2. Contracts, including insurance policies, even when ambiguous, are to be construed by the court, and it is only after application of the pertinent rules of construction and the ambiguity remains that a fact question arises to be explained by extrinsic evidence and resolved by a jury. Davis v. United &c. Life Ins. Co., 215 Ga. 521 (2) (111 SE2d 488). Where there is no ambiguity, construction of the contract is solely within the province of the court, and the court must expound it as made. Yancey v. Aetna Life Ins. Co., 108 Ga. 349 (33 SE 979); Wheeler v. Fidelity & Cas. Co., 129 Ga. 237 (58 SE 709); State Farm Mut. Auto Ins. Co. v. Sewell, 223 Ga. 31, supra.

3. Applying these rules of construction it becomes apparent *585 at once that there is no ambiguity in the contract. The limit of liability arising upon the death of Mr. Baker was the sum of $5,000 plus a refund of premiums for any insurance in excess of that as represented by certificates issued by the bank. Cf. Life & Cas. Ins. Co. of Tenn. v. Carter, 55 Ga. App. 622 (191 SE 153), affirmed 185 Ga. 746 (196 SE 415); Gray v. Life & Cas. Ins. Co., 48 Ga. App. 80 (171 SE 835); Tate v. Industrial Life & Health Ins. Co., 58 Ga. App. 305 (198 SE 303). Cf. Johnson v. American Nat. Life Ins. Co., 134 Ga. 800 (2) (68 SE 731).

4. No increase in the company's liability under the contract could be assented to save in writing and signed by its president or secretary, for the policy provides on its face that only these could alter or waive any conditions of the policy or make any agreement binding upon the company. Hutson v. Prudential Ins. Co., 122 Ga. 847 (50 SE 1000); Rome Industrial Ins. Co. v. Eidson, 138 Ga. 592 (75 SE 657); Reliance Life Ins. Co. v. Hightower, 148 Ga. 843 (98 SE 469); New York Life Ins. Co. v. Patten, 151 Ga. 185 (106 SE 183). And see Vulcan Life & Accident Ins. Co. v. United Banking Co., 118 Ga. App. 36 (162 SE2d 798).

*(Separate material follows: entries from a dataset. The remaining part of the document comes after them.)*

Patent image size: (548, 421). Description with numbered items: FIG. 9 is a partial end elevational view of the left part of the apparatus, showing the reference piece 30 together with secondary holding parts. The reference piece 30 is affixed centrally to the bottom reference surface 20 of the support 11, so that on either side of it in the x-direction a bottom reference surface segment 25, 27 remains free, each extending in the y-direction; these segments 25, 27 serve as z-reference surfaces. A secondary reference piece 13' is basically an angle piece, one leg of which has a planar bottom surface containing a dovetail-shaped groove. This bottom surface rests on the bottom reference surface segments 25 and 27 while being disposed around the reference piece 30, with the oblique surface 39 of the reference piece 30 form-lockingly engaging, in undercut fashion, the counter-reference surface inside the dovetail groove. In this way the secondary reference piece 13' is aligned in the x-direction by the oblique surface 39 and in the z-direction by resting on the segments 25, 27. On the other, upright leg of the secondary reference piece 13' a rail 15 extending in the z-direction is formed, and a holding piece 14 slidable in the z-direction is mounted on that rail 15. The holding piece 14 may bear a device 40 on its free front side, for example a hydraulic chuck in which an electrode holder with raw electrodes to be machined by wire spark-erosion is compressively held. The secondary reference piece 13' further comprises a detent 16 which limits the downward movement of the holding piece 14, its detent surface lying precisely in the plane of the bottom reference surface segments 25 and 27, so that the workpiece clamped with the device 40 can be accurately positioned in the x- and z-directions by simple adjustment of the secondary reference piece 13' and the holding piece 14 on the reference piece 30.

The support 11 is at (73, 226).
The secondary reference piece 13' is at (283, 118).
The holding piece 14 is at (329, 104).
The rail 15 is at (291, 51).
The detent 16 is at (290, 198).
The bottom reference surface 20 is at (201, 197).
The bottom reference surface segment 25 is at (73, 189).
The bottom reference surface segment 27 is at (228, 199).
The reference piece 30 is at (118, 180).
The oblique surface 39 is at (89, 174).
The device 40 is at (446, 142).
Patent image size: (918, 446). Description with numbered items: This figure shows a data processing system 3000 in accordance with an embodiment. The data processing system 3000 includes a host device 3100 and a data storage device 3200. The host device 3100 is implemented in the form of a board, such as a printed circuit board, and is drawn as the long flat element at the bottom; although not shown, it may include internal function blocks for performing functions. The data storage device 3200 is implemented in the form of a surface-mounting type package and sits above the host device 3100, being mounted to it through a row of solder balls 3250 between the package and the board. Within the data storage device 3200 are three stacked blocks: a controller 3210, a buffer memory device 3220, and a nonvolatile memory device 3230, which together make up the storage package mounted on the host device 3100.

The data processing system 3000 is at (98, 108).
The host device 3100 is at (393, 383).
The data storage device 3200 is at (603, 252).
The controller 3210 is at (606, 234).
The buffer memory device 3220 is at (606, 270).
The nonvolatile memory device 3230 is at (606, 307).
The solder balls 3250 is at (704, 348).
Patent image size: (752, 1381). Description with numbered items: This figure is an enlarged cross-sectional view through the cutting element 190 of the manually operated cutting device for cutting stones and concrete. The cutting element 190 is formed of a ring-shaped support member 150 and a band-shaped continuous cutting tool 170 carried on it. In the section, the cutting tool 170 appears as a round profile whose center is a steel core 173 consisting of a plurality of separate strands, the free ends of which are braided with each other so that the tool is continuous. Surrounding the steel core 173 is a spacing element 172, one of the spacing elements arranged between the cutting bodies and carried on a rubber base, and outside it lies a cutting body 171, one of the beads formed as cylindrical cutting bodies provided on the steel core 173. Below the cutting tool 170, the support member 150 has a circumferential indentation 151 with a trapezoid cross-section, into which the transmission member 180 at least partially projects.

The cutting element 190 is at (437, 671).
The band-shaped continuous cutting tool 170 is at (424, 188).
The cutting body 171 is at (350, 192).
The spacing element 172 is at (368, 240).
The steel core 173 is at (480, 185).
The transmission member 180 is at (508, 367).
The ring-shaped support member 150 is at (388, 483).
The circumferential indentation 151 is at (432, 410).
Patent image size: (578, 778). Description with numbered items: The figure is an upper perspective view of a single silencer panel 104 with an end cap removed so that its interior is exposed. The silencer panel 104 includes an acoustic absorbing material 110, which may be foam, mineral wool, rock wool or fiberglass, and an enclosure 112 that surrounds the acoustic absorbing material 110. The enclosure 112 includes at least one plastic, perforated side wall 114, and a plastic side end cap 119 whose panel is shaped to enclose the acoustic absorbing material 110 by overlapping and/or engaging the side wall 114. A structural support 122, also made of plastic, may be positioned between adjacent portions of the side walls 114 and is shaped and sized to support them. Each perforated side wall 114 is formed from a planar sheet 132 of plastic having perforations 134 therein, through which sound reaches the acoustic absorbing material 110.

The company has discharged its liability under the contract by payment of the $5,000 and refund of premiums on the excess of insurance issued above that amount. It was error to enter summary judgment for the plaintiff; judgment should have been entered for the defendant.

Judgment reversed with direction that judgment be entered for the defendant. Bell, P. J., and Deen, J., concur.